А Евстафенко заметался по берегу. Он видел, что она обрадовалась, встретив его, так что, с одной стороны, это было вполне возможное, даже, можно сказать, надежное дело, верняк. С другой стороны… Каждый раз перед тем, как с ним в пятый, в пятидесятый, в сотый или даже в пятисотый раз должно было произойти все то же нехитрое событие, — он начинал волноваться, метаться в тоске, опасаясь, что на этот раз не получится, на этот раз не удастся. Начинало казаться, что именно в этот раз особенно хотелось бы, нет, не так, особенно важно было бы, жизненно важно и существенно для всего его творчества… Вот и сейчас… Ему пришла в голову отличная строчка про детей-ангелов и гордых, недоступных мам. Он решил, что обязательно придет вечером сюда, на пляж и набережную, — откуда же еще она может любоваться морем? И тогда он поговорит с ней всерьез: они будут говорить о поэзии, о ее делах, о творчестве, о будущем, о любви…
Холодков прервал свои мазохические наблюдения и посмотрел вдоль набережной. Он увидел нехитрые петли, которые описывал Евстафенко, а приглядевшись внимательнее, разглядел и Маринины маневры. «Всюду жизнь, — подумал он. — Всюду жизнь». И долго вспоминал, как звали художника, создавшего это пророческое произведение. Его невинные и даже благочестивые размышления были прерваны приветственным возгласом, и Холодков увидел ту самую мамочку, со вздернутым носиком и большими влажными глазками, свою мечту, свой секс-тип, и он не удержался от упрека. В тот вечер он как-то совершенно забыл, что она должна была прийти, но сегодня он вспомнил все и горько упрекнул ее в коварстве, а она сочла нужным оправдываться.
— Я была приглашена в ресторан, — сказала она. — Тоже один такой — писатель. Из Молдавии. Вежливый человек, не как вы — сразу домой… Только у нас ничего не может быть — старый…
— Семьдесят?
— Нет, сорок. Ну, подумайте, зачем это мне нужно? У меня муж старый. Ему уже тридцать два, а тут… Зато он внимательный, этот писатель. Вчера прибежал, пропуск принес на пляж, на рынок ходил, тоже вспомнил… Лежак мне с утра берет на писательском пляже.
— Удобно, — сказал Холодков.
— А что же. Конечно. Всякой хочется.
— Я приду ночью, — сказал Холодков.
— Только попробуйте…
— Да. Только попробовать… — вздохнул он.
Она ушла, гордо подняв вздернутый носик, а он думал о пучинах женской души: муж, по ее рассказам, существовал у нее для удобств. Здесь, отдыхая от мужа, она нашла человека, который был согласен создавать ей удобства. Он был так же малоинтересен, как муж, но все же…

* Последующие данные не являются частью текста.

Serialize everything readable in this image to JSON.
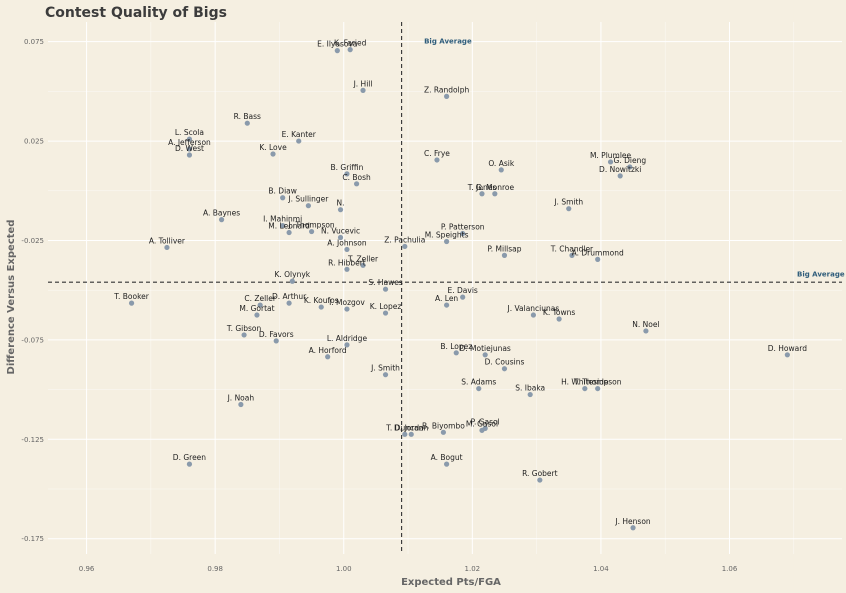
{
  "chart_data": {
    "type": "scatter",
    "title": "Contest Quality of Bigs",
    "xlabel": "Expected Pts/FGA",
    "ylabel": "Difference Versus Expected",
    "xlim": [
      0.954,
      1.0775
    ],
    "ylim": [
      -0.1827,
      0.0849
    ],
    "xticks": [
      0.96,
      0.98,
      1.0,
      1.02,
      1.04,
      1.06
    ],
    "xtick_labels": [
      "0.96",
      "0.98",
      "1.00",
      "1.02",
      "1.04",
      "1.06"
    ],
    "yticks": [
      0.075,
      0.025,
      -0.025,
      -0.075,
      -0.125,
      -0.175
    ],
    "ytick_labels": [
      "0.075",
      "0.025",
      "-0.025",
      "-0.075",
      "-0.125",
      "-0.175"
    ],
    "grid": true,
    "ref_lines": {
      "x": 1.009,
      "y": -0.046
    },
    "annotations": [
      {
        "text": "Big Average",
        "x": 1.0125,
        "y": 0.075
      },
      {
        "text": "Big Average",
        "x": 1.0705,
        "y": -0.042
      }
    ],
    "colors": {
      "background": "#f5efe1",
      "grid": "#ffffff",
      "point": "#8a9aab",
      "annotation": "#2e5c7a",
      "ref_line": "#333333"
    },
    "points": [
      {
        "name": "E. Ilyasova",
        "x": 0.999,
        "y": 0.0705
      },
      {
        "name": "K. Faried",
        "x": 1.001,
        "y": 0.071
      },
      {
        "name": "J. Hill",
        "x": 1.003,
        "y": 0.0505
      },
      {
        "name": "Z. Randolph",
        "x": 1.016,
        "y": 0.0475
      },
      {
        "name": "R. Bass",
        "x": 0.985,
        "y": 0.034
      },
      {
        "name": "L. Scola",
        "x": 0.976,
        "y": 0.026
      },
      {
        "name": "E. Kanter",
        "x": 0.993,
        "y": 0.025
      },
      {
        "name": "A. Jefferson",
        "x": 0.976,
        "y": 0.021
      },
      {
        "name": "D. West",
        "x": 0.976,
        "y": 0.018
      },
      {
        "name": "K. Love",
        "x": 0.989,
        "y": 0.0185
      },
      {
        "name": "C. Frye",
        "x": 1.0145,
        "y": 0.0155
      },
      {
        "name": "O. Asik",
        "x": 1.0245,
        "y": 0.0105
      },
      {
        "name": "M. Plumlee",
        "x": 1.0415,
        "y": 0.0145
      },
      {
        "name": "G. Dieng",
        "x": 1.0445,
        "y": 0.012
      },
      {
        "name": "D. Nowitzki",
        "x": 1.043,
        "y": 0.0075
      },
      {
        "name": "B. Griffin",
        "x": 1.0005,
        "y": 0.0085
      },
      {
        "name": "C. Bosh",
        "x": 1.002,
        "y": 0.0035
      },
      {
        "name": "T. Jones",
        "x": 1.0215,
        "y": -0.0015
      },
      {
        "name": "G. Monroe",
        "x": 1.0235,
        "y": -0.0015
      },
      {
        "name": "B. Diaw",
        "x": 0.9905,
        "y": -0.0035
      },
      {
        "name": "J. Sullinger",
        "x": 0.9945,
        "y": -0.0075
      },
      {
        "name": "N.",
        "x": 0.9995,
        "y": -0.0095
      },
      {
        "name": "J. Smith",
        "x": 1.035,
        "y": -0.009
      },
      {
        "name": "A. Baynes",
        "x": 0.981,
        "y": -0.0145
      },
      {
        "name": "I. Mahinmi",
        "x": 0.9905,
        "y": -0.0175
      },
      {
        "name": "M. Leonard",
        "x": 0.9915,
        "y": -0.021
      },
      {
        "name": "J. Thompson",
        "x": 0.995,
        "y": -0.0205
      },
      {
        "name": "N. Vucevic",
        "x": 0.9995,
        "y": -0.0235
      },
      {
        "name": "P. Patterson",
        "x": 1.0185,
        "y": -0.0215
      },
      {
        "name": "M. Speights",
        "x": 1.016,
        "y": -0.0255
      },
      {
        "name": "A. Tolliver",
        "x": 0.9725,
        "y": -0.0285
      },
      {
        "name": "A. Johnson",
        "x": 1.0005,
        "y": -0.0295
      },
      {
        "name": "Z. Pachulia",
        "x": 1.0095,
        "y": -0.028
      },
      {
        "name": "P. Millsap",
        "x": 1.025,
        "y": -0.0325
      },
      {
        "name": "T. Chandler",
        "x": 1.0355,
        "y": -0.0325
      },
      {
        "name": "A. Drummond",
        "x": 1.0395,
        "y": -0.0345
      },
      {
        "name": "T. Zeller",
        "x": 1.003,
        "y": -0.0375
      },
      {
        "name": "R. Hibbert",
        "x": 1.0005,
        "y": -0.0395
      },
      {
        "name": "K. Olynyk",
        "x": 0.992,
        "y": -0.0455
      },
      {
        "name": "S. Hawes",
        "x": 1.0065,
        "y": -0.0495
      },
      {
        "name": "E. Davis",
        "x": 1.0185,
        "y": -0.0535
      },
      {
        "name": "T. Booker",
        "x": 0.967,
        "y": -0.0565
      },
      {
        "name": "C. Zeller",
        "x": 0.987,
        "y": -0.0575
      },
      {
        "name": "D. Arthur",
        "x": 0.9915,
        "y": -0.0565
      },
      {
        "name": "K. Koufos",
        "x": 0.9965,
        "y": -0.0585
      },
      {
        "name": "I. Mozgov",
        "x": 1.0005,
        "y": -0.0595
      },
      {
        "name": "K. Lopez",
        "x": 1.0065,
        "y": -0.0615
      },
      {
        "name": "A. Len",
        "x": 1.016,
        "y": -0.0575
      },
      {
        "name": "J. Valanciunas",
        "x": 1.0295,
        "y": -0.0625
      },
      {
        "name": "K. Towns",
        "x": 1.0335,
        "y": -0.0645
      },
      {
        "name": "M. Gortat",
        "x": 0.9865,
        "y": -0.0625
      },
      {
        "name": "N. Noel",
        "x": 1.047,
        "y": -0.0705
      },
      {
        "name": "T. Gibson",
        "x": 0.9845,
        "y": -0.0725
      },
      {
        "name": "D. Favors",
        "x": 0.9895,
        "y": -0.0755
      },
      {
        "name": "L. Aldridge",
        "x": 1.0005,
        "y": -0.0775
      },
      {
        "name": "B. Lopez",
        "x": 1.0175,
        "y": -0.0815
      },
      {
        "name": "D. Motiejunas",
        "x": 1.022,
        "y": -0.0825
      },
      {
        "name": "A. Horford",
        "x": 0.9975,
        "y": -0.0835
      },
      {
        "name": "D. Howard",
        "x": 1.069,
        "y": -0.0825
      },
      {
        "name": "D. Cousins",
        "x": 1.025,
        "y": -0.0895
      },
      {
        "name": "J. Smith",
        "x": 1.0065,
        "y": -0.0925
      },
      {
        "name": "S. Adams",
        "x": 1.021,
        "y": -0.0995
      },
      {
        "name": "H. Whiteside",
        "x": 1.0375,
        "y": -0.0995
      },
      {
        "name": "T. Thompson",
        "x": 1.0395,
        "y": -0.0995
      },
      {
        "name": "S. Ibaka",
        "x": 1.029,
        "y": -0.1025
      },
      {
        "name": "J. Noah",
        "x": 0.984,
        "y": -0.1075
      },
      {
        "name": "T. Duncan",
        "x": 1.0095,
        "y": -0.1225
      },
      {
        "name": "D. Jordan",
        "x": 1.0105,
        "y": -0.1225
      },
      {
        "name": "B. Biyombo",
        "x": 1.0155,
        "y": -0.1215
      },
      {
        "name": "P. Gasol",
        "x": 1.022,
        "y": -0.1195
      },
      {
        "name": "M. Gasol",
        "x": 1.0215,
        "y": -0.1205
      },
      {
        "name": "D. Green",
        "x": 0.976,
        "y": -0.1375
      },
      {
        "name": "A. Bogut",
        "x": 1.016,
        "y": -0.1375
      },
      {
        "name": "R. Gobert",
        "x": 1.0305,
        "y": -0.1455
      },
      {
        "name": "J. Henson",
        "x": 1.045,
        "y": -0.1695
      }
    ]
  }
}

Потом он вспомнил свое недавнее прошлое, длинную вереницу услуг, подарков, мелких удобств, создаваемых им для жены. Его тоже любили за удобства. Или терпели за удобства. Теперь его иногда любили просто так, а то и не любили вовсе. Так лучше. Неужели он еще станет для кого-то удобным? Зачем?

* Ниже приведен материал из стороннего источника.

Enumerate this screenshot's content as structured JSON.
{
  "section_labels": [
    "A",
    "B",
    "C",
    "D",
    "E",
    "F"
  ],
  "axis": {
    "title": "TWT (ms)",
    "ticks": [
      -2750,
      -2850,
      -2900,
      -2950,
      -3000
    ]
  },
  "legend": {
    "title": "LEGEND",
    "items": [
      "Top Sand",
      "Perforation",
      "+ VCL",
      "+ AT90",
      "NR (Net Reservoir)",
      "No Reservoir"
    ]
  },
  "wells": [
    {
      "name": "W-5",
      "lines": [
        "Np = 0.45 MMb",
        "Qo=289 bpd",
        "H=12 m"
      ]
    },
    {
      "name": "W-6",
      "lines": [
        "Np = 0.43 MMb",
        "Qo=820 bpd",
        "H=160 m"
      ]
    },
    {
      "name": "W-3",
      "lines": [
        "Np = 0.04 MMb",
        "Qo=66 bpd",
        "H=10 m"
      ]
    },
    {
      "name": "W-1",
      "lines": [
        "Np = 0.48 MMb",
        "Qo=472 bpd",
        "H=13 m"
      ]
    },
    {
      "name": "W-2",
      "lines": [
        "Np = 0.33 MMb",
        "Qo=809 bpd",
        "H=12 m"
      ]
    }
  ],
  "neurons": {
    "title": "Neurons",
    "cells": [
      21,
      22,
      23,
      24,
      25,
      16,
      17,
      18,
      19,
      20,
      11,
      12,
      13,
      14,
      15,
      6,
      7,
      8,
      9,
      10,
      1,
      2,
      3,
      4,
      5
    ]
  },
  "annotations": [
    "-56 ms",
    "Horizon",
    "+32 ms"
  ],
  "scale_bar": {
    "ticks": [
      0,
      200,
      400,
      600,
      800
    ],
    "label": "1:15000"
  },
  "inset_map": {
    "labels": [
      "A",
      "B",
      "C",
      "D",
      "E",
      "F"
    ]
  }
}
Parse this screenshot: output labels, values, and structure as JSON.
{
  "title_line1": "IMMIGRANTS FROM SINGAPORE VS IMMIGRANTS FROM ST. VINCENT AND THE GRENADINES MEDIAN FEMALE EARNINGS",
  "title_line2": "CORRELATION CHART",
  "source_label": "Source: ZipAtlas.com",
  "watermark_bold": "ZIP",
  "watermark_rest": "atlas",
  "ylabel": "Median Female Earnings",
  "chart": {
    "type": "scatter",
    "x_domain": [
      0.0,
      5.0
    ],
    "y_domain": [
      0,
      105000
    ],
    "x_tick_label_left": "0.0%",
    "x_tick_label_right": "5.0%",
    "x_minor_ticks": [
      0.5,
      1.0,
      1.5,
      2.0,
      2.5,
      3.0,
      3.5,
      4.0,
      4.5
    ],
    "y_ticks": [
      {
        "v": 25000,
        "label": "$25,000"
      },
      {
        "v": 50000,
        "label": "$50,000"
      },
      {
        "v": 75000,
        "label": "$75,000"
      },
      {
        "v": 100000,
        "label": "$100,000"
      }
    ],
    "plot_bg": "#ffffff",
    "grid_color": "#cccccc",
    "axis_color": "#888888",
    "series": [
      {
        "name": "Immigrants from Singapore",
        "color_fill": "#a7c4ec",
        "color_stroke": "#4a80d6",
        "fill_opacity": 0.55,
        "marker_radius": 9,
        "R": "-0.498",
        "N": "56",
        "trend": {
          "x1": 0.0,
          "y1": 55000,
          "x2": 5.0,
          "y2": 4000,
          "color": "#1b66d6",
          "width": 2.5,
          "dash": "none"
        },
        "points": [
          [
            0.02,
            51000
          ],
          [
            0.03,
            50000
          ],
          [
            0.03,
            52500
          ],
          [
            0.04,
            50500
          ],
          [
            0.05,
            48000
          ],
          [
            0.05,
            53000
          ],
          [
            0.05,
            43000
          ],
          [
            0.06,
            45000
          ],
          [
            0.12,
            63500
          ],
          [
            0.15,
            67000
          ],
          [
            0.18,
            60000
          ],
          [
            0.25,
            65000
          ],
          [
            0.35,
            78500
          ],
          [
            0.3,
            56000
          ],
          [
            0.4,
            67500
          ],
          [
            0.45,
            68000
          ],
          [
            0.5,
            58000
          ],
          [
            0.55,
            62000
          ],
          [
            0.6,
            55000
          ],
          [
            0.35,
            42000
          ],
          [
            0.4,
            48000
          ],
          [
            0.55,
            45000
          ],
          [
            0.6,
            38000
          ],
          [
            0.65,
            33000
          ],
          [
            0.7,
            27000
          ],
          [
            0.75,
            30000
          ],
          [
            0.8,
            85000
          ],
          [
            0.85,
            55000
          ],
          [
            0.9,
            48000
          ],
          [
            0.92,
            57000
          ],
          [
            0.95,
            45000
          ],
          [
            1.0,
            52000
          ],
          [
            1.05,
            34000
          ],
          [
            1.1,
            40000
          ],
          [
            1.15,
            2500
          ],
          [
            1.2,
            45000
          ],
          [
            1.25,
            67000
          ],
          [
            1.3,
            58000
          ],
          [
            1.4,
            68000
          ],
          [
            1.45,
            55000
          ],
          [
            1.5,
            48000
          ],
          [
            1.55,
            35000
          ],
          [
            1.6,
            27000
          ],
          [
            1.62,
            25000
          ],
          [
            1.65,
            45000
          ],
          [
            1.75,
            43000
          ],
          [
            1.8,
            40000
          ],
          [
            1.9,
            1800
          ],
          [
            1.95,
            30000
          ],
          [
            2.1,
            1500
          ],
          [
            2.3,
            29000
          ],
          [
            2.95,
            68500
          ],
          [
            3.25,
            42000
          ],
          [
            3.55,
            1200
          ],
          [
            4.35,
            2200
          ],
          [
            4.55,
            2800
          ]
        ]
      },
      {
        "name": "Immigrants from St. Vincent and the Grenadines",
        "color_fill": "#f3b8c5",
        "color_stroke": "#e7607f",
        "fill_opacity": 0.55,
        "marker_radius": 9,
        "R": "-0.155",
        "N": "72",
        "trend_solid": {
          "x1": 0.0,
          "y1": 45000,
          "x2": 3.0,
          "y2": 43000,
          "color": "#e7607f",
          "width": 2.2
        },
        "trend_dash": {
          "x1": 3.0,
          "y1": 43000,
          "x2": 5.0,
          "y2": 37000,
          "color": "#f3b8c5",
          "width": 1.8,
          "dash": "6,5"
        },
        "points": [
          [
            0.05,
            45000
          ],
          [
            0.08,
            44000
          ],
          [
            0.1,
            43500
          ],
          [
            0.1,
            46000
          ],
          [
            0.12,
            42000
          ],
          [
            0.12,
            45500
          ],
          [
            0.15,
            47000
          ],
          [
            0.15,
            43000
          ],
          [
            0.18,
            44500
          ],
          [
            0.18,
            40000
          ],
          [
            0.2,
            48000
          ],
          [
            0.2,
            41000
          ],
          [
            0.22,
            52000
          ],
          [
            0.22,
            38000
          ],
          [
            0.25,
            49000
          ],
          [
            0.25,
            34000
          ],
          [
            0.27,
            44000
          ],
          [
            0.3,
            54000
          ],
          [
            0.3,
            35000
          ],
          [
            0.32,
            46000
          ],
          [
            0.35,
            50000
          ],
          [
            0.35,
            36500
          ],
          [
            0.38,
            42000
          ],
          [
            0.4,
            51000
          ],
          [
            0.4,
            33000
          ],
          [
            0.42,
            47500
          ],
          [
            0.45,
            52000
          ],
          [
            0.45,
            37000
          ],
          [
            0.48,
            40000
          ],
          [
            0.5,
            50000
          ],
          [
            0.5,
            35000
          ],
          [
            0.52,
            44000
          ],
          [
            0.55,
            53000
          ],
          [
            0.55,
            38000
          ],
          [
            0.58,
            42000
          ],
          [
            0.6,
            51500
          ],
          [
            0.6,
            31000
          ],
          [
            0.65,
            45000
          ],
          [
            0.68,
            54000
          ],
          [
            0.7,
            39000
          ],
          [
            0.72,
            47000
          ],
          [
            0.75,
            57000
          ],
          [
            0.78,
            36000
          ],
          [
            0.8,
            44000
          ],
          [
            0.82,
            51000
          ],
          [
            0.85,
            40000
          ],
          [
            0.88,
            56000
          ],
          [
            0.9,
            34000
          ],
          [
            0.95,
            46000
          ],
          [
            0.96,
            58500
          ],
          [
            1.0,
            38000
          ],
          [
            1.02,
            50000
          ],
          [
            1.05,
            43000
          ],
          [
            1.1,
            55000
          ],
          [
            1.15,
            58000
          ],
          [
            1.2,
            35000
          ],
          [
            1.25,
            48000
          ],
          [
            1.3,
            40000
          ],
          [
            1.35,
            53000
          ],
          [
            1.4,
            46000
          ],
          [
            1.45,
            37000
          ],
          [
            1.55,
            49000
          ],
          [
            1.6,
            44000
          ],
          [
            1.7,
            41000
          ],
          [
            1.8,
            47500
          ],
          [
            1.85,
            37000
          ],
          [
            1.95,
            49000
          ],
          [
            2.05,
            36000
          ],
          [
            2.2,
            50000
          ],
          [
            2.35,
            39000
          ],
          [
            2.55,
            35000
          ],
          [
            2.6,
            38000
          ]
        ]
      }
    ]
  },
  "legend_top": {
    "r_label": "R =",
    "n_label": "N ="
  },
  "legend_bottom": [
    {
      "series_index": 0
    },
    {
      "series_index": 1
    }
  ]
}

— Съел всю тефтелину, четыре пятых гарнира, один сырник… — сказал Аркаша, выбегая из столовой и вытирая руки об шорты. — Сколько я заработал?
— Да, сколько ты заработал? — спросил Холодков покорно.
— Две партии в древнюю индийскую игру перед сном. Одну блатную колыбельную. Одну карамель «Счастье». И — чур, засыпать при свете.
— Ладно уж. Две карамели… — сказал Холодков. — Две песни…
Так приятно было чувствовать себя богом, рассыпать благодеяния, сыпать пригоршнями неразумное, невечное, даже, может быть, и недоброе, но зато приятное кому-то и оттого бесконечно приятное для тебя. А что он, собственно, имеет против удобств? Это так приятно — создавать кому-то удобства.
* * *
Лурье сидел в тихом уголке литфондовского парка, позади старинного двухэтажного дома. Вчерашние послеобеденные встречи прогнали его сюда с набережной. Эти вчерашние лейб-гусары, которых он не хотел бы встречать еще раз, во-первых. И человек в длинной рубахе, во-вторых: его Лурье хотел бы встретить хоть раз, а он ведь прямо указал на этот дом… Дом моей матушки, так, кажется. Лурье вспоминал их странный вчерашний разговор, он был недоволен собой. Он оказался не на высоте. В то же время у него было смутное ощущение, что разговора этого как будто бы не было. Он жалел, что не попросил чего-нибудь на память, хоть автографа. Во всех сказках герой при подобной встрече пытается оторвать хоть клочок от платья призрачной принцессы, стибрить платок или подобрать туфельку — закрепить свой мимолетный сон в реальном мире каким-нибудь вещественным подтверждением. Ибо упрямый скептицизм, а скорее даже, бессилие человеческого мышления, скудость воображения и узость горизонтов человека упрямо переводят даже собственный его необычный, не повседневный опыт в сферу вымысла. Во все времена это недоверие находило убогую, но столь желанную поддержку в существовании мошенников и болтунов, которым ничего не стоит (как вот здешнему грязному художнику, например) рассказать о послеобеденном общении с призраком какой-либо дамы, подсказавшим ему пути сближения. И все-таки… Что же было вчера и чего не было? Отчего он, Владимир Лурье, человек с незаурядно устойчивой психикой, не верит сегодня собственным вчерашним ощущениям? Отчего он, человек, так упрямо зовущий пришельца из прошлого, человек, не доверяющий ничтожной хронологии, становится вдруг таким маловером и придает столь удручающее значение смехотворной информационной справке, прибитой к стене первого корпуса и говорящей о том, что Максимилиан Волошин-Кириенко умер в 1932 году (кстати, надо спросить, отчего он умер так рано в условиях столь благоприятствовавшего ему микроклимата)?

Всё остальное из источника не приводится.